Two SSDs in Our Framestore RAID Fail at the Same Time

Using an OWC thunderblade.
(4) 4tb SSDs configured in a software raid 5.

Its pretty rare we see one of these fail but two at the same time seems like there could be something more going on…perhaps the enclosure itself.

Anyone have any experience with this type of issue?


This is what I see inside softraid.

Anything else I should be looking at besides replacing the drives?
I have a feeling the volume is not recoverable because 2 of the 4 drives have errors.

As they are SSD, it is not uncommon for them to fail at the same time in a RAID. As there are a finite number of writes on a SSD drive, and the fact they are in a RAID together likely writing the same amount of data at the same time, it greatly increases the likelihood of multiple SSD drives in a RAID failing at the same time.

Certain NAS/SAN/RAID systems monitor and manage a SSD RAID to ensure this does not happen by the way it spreads the write load. Unfortunately, It seems that your setup doesn’t have anything like that.

It could be something entirely different to the above but it is the most logical at first glance.

Oh boy…same RAID we have. I had SO many problem with their SoftRaid and RAID5 - it would dismount twice a day, and then in first four weeks the entire thing crapped out and I lost everything. Their support couldn’t help.

Restriped as RAID0 with the Apple Raid Utility and been fine for over 15 months. (we have daily backups, so not too worried about raid0)

2 Likes

shall I say it ??? … Centralized S+W Server for the win!!!

3 Likes

@ALan - yes! say it!

sunset boulevard 1950s GIF

There are a lot of folks that had issues with this particular solution. Seems marginal for critical data.

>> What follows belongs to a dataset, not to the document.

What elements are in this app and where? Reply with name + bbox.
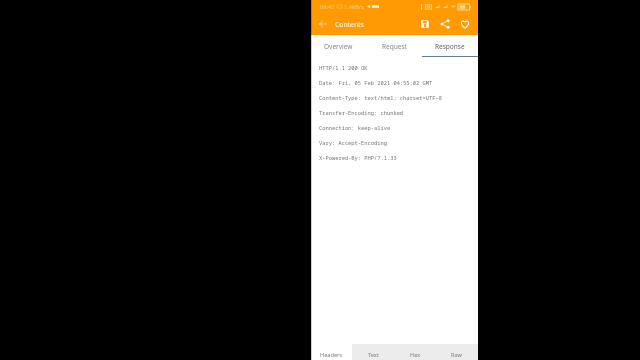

Software RAID in theory should be fine, but there are more things that can go wrong than a well contained hardware controller.

Thanks everyone for the replies.

I have been using softraid on the macs for many years and have rarely had any issues.
I opened up a ticket with OWC report and ordered two replacement SSDs as well.

Going to swap out the SSDs and see if i can get things working again.

Would love to implement a central S+W Server however its not always so simple to get cost approved as well as deploy such a solution with minimal downtime.

I am the only engineer we have on staff. My confidence to be able to spec out and deploy such a solution is not exactly the highest. I know i could get it done, I just lack the experience to spec the hardware, purchase, implement and support this type of solution without making some mistakes along the way an causing downtime.

Bringing in an outside consultant to help set things up is not out of the question but at the end of the day i need to be able to understand and support the solution without having to engage a third party.

1 Like

Out of interest @ALan, would you even take that approach if you only had a single Flame in the building? Not being condescending at all, genuinely interested.

In the case of a SSD based solution, do you have a solution to avoid synchronised failure (if that was the cause)?

What exactly is a synchronized failure?
looking at the softraid interface and the log, this is my assessment of what happened likley.
(I am waiting to hear back from OWC support this morning on the exact cause)

I am just wondering if the drives are actually bad or if its. a sofware thing…Would it be possible the hardware is fine and I can just make a new volume, restore from my backup and keep going?

  1. Absolutely.

  2. We’ve never had an SSD fail. But easiest solution is to just put a few different model or manufacture SSD in there.

Whats the logic behind populating your array with diffrent manufactures?
Less likely to all fail at the same time?

Which one @ALan Alan? StorNext SAN? Something else?

correct.

any fast reliable storage.

Question of the day…Do I skip raid5 all together and just go full stripe + nightly backups?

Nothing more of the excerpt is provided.